Madagascar, Indochine, Cameroun, Algérie… ces guerres de décolonisation et la lutte des peuples pour leur indépendance résonnent encore dans notre histoire commune. En plus de la Palestine, qui vit depuis des décennies l’occupation et un processus de colonisation et d’expropriation, les Nations unies reconnaissent encore aujourd’hui dix-sept territoires non autonomes dont les populations ne s’administrent pas encore complètement elles-mêmes. La France est directement concernée car la Polynésie française est inscrite sur cette liste depuis 2013, quand la Nouvelle-Calédonie, ou Kanaky, y figure depuis 1986.
Dans ce dernier territoire, l’histoire coloniale est lourde, faite de violence et d’un code de l’indigénat brutal, notamment pour les femmes kanak. Par une colonisation de peuplement, pénitentiaire puis civile, la métropole a acculturé et marginalisé les populations locales, les Kanaks, tant économiquement que politiquement.

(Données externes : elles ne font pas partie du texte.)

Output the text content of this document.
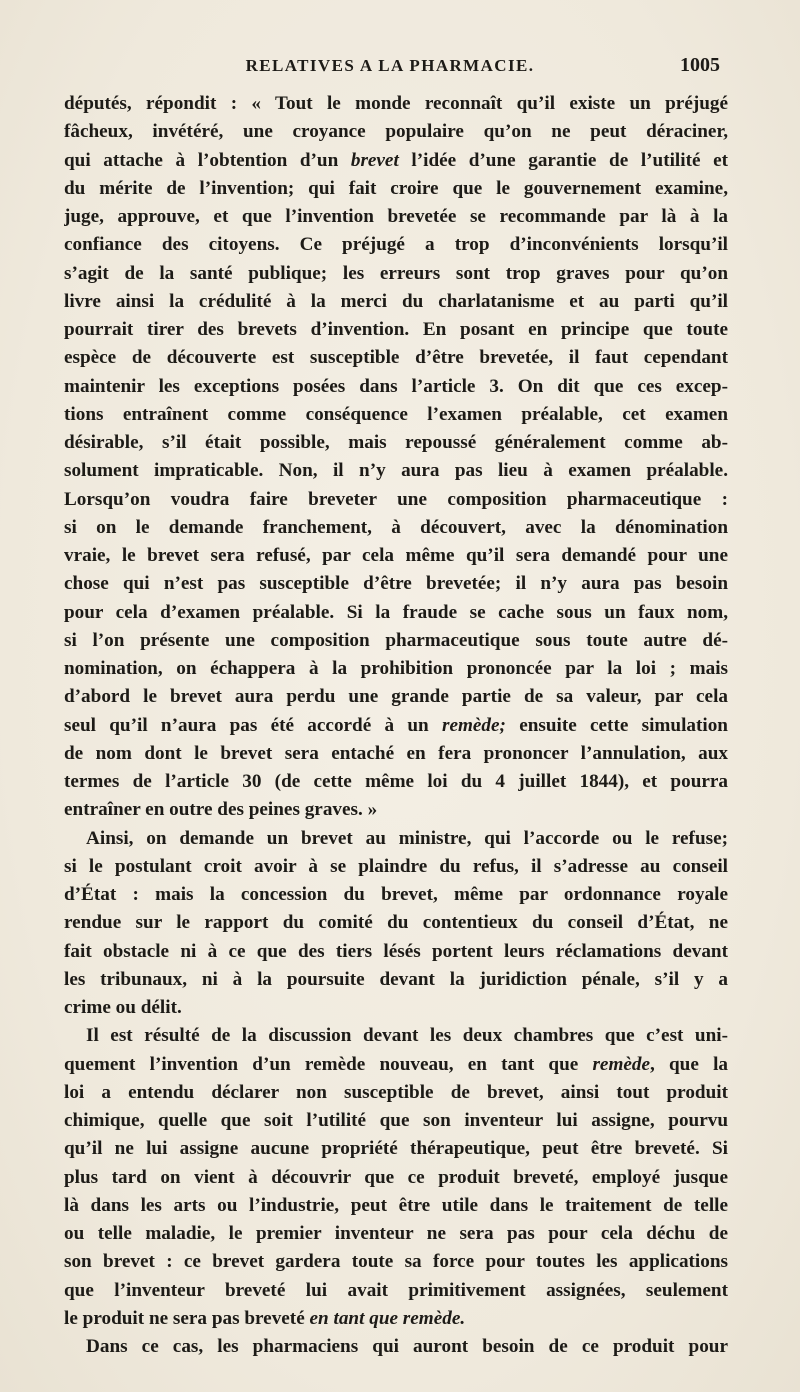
RELATIVES A LA PHARMACIE.	1005
députés, répondit : « Tout le monde reconnaît qu’il existe un préjugé
fâcheux, invétéré, une croyance populaire qu’on ne peut déraciner,
qui attache à l’obtention d’un brevet l’idée d’une garantie de l’utilité et
du mérite de l’invention; qui fait croire que le gouvernement examine,
juge, approuve, et que l’invention brevetée se recommande par là à la
confiance des citoyens. Ce préjugé a trop d’inconvénients lorsqu’il
s’agit de la santé publique; les erreurs sont trop graves pour qu’on
livre ainsi la crédulité à la merci du charlatanisme et au parti qu’il
pourrait tirer des brevets d’invention. En posant en principe que toute
espèce de découverte est susceptible d’être brevetée, il faut cependant
maintenir les exceptions posées dans l’article 3. On dit que ces excep-
tions entraînent comme conséquence l’examen préalable, cet examen
désirable, s’il était possible, mais repoussé généralement comme ab-
solument impraticable. Non, il n’y aura pas lieu à examen préalable.
Lorsqu’on voudra faire breveter une composition pharmaceutique :
si on le demande franchement, à découvert, avec la dénomination
vraie, le brevet sera refusé, par cela même qu’il sera demandé pour une
chose qui n’est pas susceptible d’être brevetée; il n’y aura pas besoin
pour cela d’examen préalable. Si la fraude se cache sous un faux nom,
si l’on présente une composition pharmaceutique sous toute autre dé-
nomination, on échappera à la prohibition prononcée par la loi ; mais
d’abord le brevet aura perdu une grande partie de sa valeur, par cela
seul qu’il n’aura pas été accordé à un remède; ensuite cette simulation
de nom dont le brevet sera entaché en fera prononcer l’annulation, aux
termes de l’article 30 (de cette même loi du 4 juillet 1844), et pourra
entraîner en outre des peines graves. »
Ainsi, on demande un brevet au ministre, qui l’accorde ou le refuse;
si le postulant croit avoir à se plaindre du refus, il s’adresse au conseil
d’État : mais la concession du brevet, même par ordonnance royale
rendue sur le rapport du comité du contentieux du conseil d’État, ne
fait obstacle ni à ce que des tiers lésés portent leurs réclamations devant
les tribunaux, ni à la poursuite devant la juridiction pénale, s’il y a
crime ou délit.
Il est résulté de la discussion devant les deux chambres que c’est uni-
quement l’invention d’un remède nouveau, en tant que remède, que la
loi a entendu déclarer non susceptible de brevet, ainsi tout produit
chimique, quelle que soit l’utilité que son inventeur lui assigne, pourvu
qu’il ne lui assigne aucune propriété thérapeutique, peut être breveté. Si
plus tard on vient à découvrir que ce produit breveté, employé jusque
là dans les arts ou l’industrie, peut être utile dans le traitement de telle
ou telle maladie, le premier inventeur ne sera pas pour cela déchu de
son brevet : ce brevet gardera toute sa force pour toutes les applications
que l’inventeur breveté lui avait primitivement assignées, seulement
le produit ne sera pas breveté en tant que remède.
Dans ce cas, les pharmaciens qui auront besoin de ce produit pour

Passé de statut de colonie à celui de territoire d’outre-mer en 1946, la violence est restée la norme jusqu’aux événements terribles des années 1980 : meurtres des militants du FLNKS (Front de libération nationale kanak et socialiste), incendies des maisons des Caldoches, assassinat de gendarmes. Au lendemain du drame et de la prise d’otages de la grotte d’Ouvéa sont signés, le 26 juin 1988, les accords de Matignon, qui seront renouvelés par les accords de Nouméa le 5 mai 1998. Ces textes posent les bases juridiques et politiques d’un processus original de décolonisation et reconnaissent les souffrances et les injustices subies par les Kanaks durant la colonisation. Il s’agit alors de bâtir un destin commun entre tous les habitants.

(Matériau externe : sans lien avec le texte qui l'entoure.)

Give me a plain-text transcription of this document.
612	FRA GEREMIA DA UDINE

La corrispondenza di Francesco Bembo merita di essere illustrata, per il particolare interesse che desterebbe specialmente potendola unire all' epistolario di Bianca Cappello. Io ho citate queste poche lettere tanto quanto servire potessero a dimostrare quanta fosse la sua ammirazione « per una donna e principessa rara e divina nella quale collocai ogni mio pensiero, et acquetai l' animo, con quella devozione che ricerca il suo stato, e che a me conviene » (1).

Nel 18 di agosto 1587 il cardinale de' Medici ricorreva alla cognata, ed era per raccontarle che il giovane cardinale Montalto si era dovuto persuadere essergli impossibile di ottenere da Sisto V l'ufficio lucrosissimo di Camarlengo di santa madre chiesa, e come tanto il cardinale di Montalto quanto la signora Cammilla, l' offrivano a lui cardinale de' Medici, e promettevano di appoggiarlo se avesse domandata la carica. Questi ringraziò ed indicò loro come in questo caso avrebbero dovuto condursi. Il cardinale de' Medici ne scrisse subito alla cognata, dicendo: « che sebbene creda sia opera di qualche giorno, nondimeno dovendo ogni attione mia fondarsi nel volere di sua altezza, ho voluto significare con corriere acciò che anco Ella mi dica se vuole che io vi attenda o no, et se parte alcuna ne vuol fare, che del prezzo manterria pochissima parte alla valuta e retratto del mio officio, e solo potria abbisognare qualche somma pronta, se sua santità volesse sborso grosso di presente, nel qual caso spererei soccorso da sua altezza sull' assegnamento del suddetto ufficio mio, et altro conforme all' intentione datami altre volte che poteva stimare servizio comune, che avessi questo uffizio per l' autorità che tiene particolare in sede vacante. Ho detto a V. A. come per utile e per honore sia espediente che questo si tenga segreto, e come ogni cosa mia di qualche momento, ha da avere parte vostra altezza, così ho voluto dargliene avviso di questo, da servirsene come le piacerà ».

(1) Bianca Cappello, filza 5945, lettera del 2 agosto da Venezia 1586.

Ces accords sont fragiles et reposent sur un équilibre, un contrat passé entre toutes les parties et l’État. Le gel du corps électoral en 1988, pour les vivants et leurs descendants, a été acté pour empêcher la sous-représentativité des Kanak.
Le gouvernement français vient pourtant de prendre une lourde décision en voulant passer en force sur deux projets de loi. Ceux-ci peuvent bouleverser l’équilibre entre le peuple premier ou autochtone, les Kanak, et les Caldoches, descendants de vagues d’immigration européenne et asiatique.
Les deux textes à l’ordre du jour veulent repousser les élections des assemblées de province et celles du Congrès de Nouvelle-Calédonie, et imposer le dégel du corps électoral, qui nécessitera une réforme constitutionnelle.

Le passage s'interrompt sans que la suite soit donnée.